2) Limiting Market Power: Regulation and Anti-Trust
First, explain the reasons why Amazon is not considered a monopoly? Next, explain how Amazon’s scale is impacting discussions about its consolidation of the sector. Then, discuss in what ways do consumers benefit from such a market structure and explain how Amazon is able operate despite not be profitable. Lastly, debate whether or not government should use policies to prevent acquisition of monopoly power and the policies that the government can use to protect the public interest from monopolies and the reason(s) why such protection may be needed for consumers as Amazon continues to scale and consolidate the sector.

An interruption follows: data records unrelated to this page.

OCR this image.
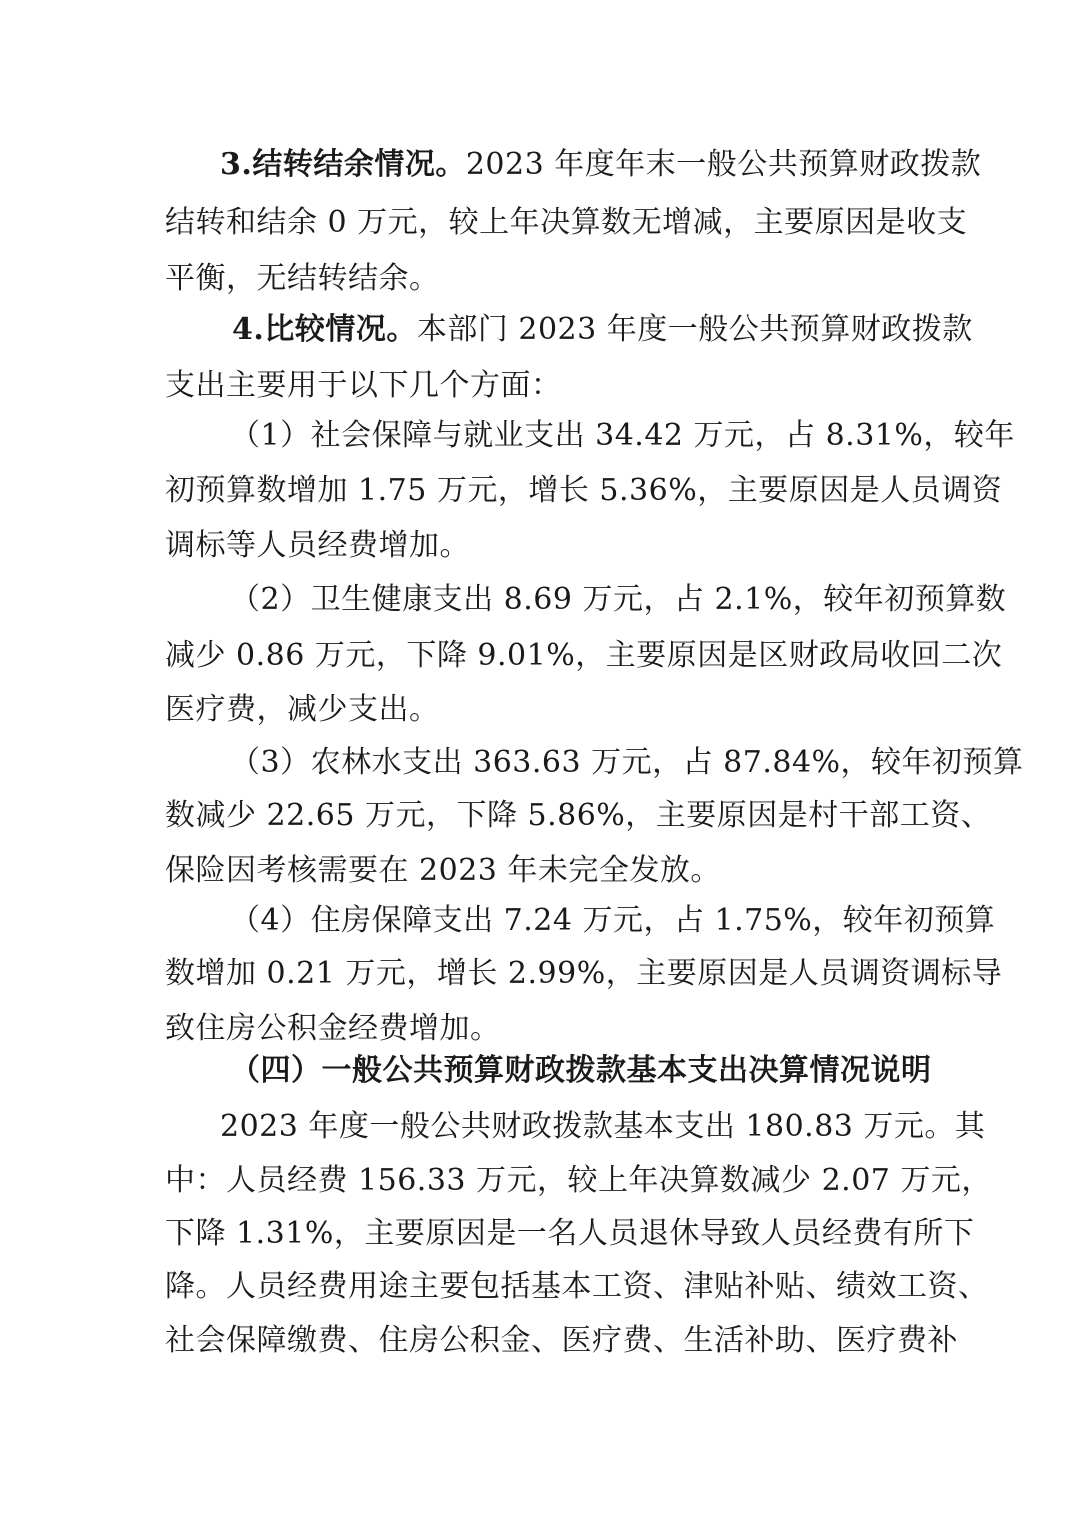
3.结转结余情况。2023 年度年末一般公共预算财政拨款
结转和结余 0 万元，较上年决算数无增减，主要原因是收支
平衡，无结转结余。
4.比较情况。本部门 2023 年度一般公共预算财政拨款
支出主要用于以下几个方面：
（1）社会保障与就业支出 34.42 万元，占 8.31%，较年
初预算数增加 1.75 万元，增长 5.36%，主要原因是人员调资
调标等人员经费增加。
（2）卫生健康支出 8.69 万元，占 2.1%，较年初预算数
减少 0.86 万元，下降 9.01%，主要原因是区财政局收回二次
医疗费，减少支出。
（3）农林水支出 363.63 万元，占 87.84%，较年初预算
数减少 22.65 万元，下降 5.86%，主要原因是村干部工资、
保险因考核需要在 2023 年未完全发放。
（4）住房保障支出 7.24 万元，占 1.75%，较年初预算
数增加 0.21 万元，增长 2.99%，主要原因是人员调资调标导
致住房公积金经费增加。
（四）一般公共预算财政拨款基本支出决算情况说明
2023 年度一般公共财政拨款基本支出 180.83 万元。其
中：人员经费 156.33 万元，较上年决算数减少 2.07 万元，
下降 1.31%，主要原因是一名人员退休导致人员经费有所下
降。人员经费用途主要包括基本工资、津贴补贴、绩效工资、
社会保障缴费、住房公积金、医疗费、生活补助、医疗费补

3) Taxation, Distribution of Income and Resource Allocation
First, suppose the "War on Poverty" were starting anew and you were part of a presidential commission assigned the task of defining the poor. Next, describe whether or not you would choose an absolute concept or relative concept of poverty. Lastly, develop a concluding statement about the "optimal amount of inequality." In doing so, describe some of the practical problems in determining how much inequality really is optimal.